It would be wonderful if all the employees took their jobs seriously and no one was ever out to get something they don't deserve. However, this just isn't always the case when it comes to filing workers' compensation claims. Sometimes employees looking for a way to stay home or collect a large settlement will file a claim, hire a great workers' compensation lawyer, and sit back collecting their monthly payments and fighting for a big payday at the end of the process.
So, as an employer, how do you know if an employee was actually injured on the job or if they simply filed a fraudulent claim hoping for a long vacation and a big settlement? While that's a hard question to answer and your situation should be reviewed by a workers' comp attorney of your own, there are many red flags common in many claims that were later proven to be fraudulent, including each of the following:
Red Flag: The Injury Happened When the Employee Was Working Independently
Often, fraudulent workers' compensation claims are made for injuries that happened when no one else was present other than the "injured" employee. While some people clearly do get injured on the job without any witnesses, a claim from an employee is suspect if they typically don't work alone or just so happened to get injured outside of the view of cameras or others on-site.
Red Flag: The Employee Has a Spotty Work History
If your new employee screening process is a bit lacking and you hired an employee who ended up having a very spotty work history, then it's entirely possible this isn't their first fraudulent claim. It is sometimes the case that an employee will call in sick a lot, file fraudulent injury claims, and, when it's proven there is no illness or injury, they simply hop to a new employer to start the process all over again.

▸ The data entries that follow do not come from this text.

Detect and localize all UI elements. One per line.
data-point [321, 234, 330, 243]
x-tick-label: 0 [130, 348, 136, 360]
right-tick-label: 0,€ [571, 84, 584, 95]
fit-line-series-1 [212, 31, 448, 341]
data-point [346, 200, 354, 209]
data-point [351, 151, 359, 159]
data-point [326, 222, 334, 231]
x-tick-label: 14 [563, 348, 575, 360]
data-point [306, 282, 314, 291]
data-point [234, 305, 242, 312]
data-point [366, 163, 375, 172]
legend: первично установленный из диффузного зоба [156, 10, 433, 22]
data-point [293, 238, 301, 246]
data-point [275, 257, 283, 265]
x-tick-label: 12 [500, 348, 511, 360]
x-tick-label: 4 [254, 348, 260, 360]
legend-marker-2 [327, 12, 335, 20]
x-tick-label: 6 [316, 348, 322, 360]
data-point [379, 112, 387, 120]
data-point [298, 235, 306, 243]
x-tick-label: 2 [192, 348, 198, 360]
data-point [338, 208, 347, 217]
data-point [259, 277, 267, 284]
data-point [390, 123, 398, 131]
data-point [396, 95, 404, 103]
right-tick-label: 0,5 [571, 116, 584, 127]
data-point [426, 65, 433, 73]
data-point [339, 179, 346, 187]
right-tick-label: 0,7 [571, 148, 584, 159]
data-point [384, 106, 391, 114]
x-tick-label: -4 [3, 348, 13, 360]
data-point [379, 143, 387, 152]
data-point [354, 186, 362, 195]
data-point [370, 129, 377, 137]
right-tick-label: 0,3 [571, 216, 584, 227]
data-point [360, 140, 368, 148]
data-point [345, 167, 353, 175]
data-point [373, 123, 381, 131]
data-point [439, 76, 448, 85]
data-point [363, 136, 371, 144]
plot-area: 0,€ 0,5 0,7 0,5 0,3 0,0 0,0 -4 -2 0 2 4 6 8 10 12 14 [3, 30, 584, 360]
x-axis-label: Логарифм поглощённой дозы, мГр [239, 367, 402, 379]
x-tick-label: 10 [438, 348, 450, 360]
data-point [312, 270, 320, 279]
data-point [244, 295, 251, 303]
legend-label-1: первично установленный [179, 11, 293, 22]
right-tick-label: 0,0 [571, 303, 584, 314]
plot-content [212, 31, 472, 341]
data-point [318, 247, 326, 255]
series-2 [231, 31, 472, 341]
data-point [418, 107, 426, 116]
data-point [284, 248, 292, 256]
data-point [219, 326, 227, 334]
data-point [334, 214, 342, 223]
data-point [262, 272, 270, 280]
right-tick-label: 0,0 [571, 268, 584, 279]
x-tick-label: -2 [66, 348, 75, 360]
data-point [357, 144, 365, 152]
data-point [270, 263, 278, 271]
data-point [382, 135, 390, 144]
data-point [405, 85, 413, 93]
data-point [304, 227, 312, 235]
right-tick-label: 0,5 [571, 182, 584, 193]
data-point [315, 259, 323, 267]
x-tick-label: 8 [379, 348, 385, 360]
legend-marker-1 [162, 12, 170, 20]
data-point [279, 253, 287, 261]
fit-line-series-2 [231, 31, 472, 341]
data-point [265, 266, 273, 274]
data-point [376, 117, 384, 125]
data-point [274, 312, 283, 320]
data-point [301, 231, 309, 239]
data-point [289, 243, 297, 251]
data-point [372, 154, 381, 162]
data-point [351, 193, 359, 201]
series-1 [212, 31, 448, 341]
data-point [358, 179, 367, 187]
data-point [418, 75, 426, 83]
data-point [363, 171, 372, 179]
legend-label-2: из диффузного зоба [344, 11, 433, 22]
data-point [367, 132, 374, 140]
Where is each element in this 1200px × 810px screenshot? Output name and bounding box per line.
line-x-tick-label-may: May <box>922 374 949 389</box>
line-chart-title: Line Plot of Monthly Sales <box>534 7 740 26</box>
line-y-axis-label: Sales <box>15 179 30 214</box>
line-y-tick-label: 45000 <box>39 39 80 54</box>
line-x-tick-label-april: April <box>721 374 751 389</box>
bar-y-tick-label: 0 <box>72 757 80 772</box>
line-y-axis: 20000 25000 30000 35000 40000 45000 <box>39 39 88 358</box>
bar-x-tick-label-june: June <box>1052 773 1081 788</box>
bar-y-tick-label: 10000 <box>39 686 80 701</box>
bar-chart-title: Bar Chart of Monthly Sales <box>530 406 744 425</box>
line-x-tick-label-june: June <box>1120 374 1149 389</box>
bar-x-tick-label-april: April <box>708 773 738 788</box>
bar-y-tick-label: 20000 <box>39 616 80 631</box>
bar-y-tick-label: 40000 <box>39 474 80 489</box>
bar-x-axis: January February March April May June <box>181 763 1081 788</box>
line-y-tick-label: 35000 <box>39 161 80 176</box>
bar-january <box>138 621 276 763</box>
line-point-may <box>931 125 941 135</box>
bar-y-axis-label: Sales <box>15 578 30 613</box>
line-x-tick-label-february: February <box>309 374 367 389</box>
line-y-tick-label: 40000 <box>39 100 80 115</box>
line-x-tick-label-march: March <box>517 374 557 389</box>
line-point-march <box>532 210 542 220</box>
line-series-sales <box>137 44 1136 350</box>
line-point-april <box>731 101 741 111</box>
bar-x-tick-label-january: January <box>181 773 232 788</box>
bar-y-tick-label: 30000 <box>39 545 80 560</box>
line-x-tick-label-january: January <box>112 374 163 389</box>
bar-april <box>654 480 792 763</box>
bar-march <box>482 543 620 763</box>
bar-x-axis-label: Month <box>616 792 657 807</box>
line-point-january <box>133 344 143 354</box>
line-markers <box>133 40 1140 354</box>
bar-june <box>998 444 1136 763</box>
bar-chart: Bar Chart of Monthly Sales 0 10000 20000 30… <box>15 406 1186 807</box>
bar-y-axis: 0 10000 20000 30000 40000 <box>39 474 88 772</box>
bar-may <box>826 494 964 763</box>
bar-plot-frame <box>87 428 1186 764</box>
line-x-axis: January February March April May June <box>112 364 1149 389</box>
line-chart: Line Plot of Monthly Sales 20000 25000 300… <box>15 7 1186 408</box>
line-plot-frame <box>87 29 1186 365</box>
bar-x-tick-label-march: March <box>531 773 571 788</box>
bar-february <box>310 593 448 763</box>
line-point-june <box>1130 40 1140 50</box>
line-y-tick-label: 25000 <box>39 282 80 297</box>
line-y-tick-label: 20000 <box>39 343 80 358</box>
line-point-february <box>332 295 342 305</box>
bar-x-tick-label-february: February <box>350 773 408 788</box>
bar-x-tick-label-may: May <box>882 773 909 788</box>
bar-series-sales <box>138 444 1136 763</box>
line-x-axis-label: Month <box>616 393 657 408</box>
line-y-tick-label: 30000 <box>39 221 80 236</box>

Red Flag: The Employee Was in the Process of Being Terminated
If you have a meeting and speak with an employee about their lacking job performance and the following week they file a workers' compensation claim, then this is a huge red flag for fraud. Sometimes when employees can see the writing on the wall that their job is ending, they will file a fraudulent claim to provide them an income source until they have to find a new job.
Red Flag: The Employee Ignores Your Attempts at Contact Post-Injury
Finally, if an employee files a claim for workers' compensation and then disappears, this is also a major red flag. A truly injured employee has no reasons to dodge your calls and should be reachable because they should be at home recovering rather than out on the town.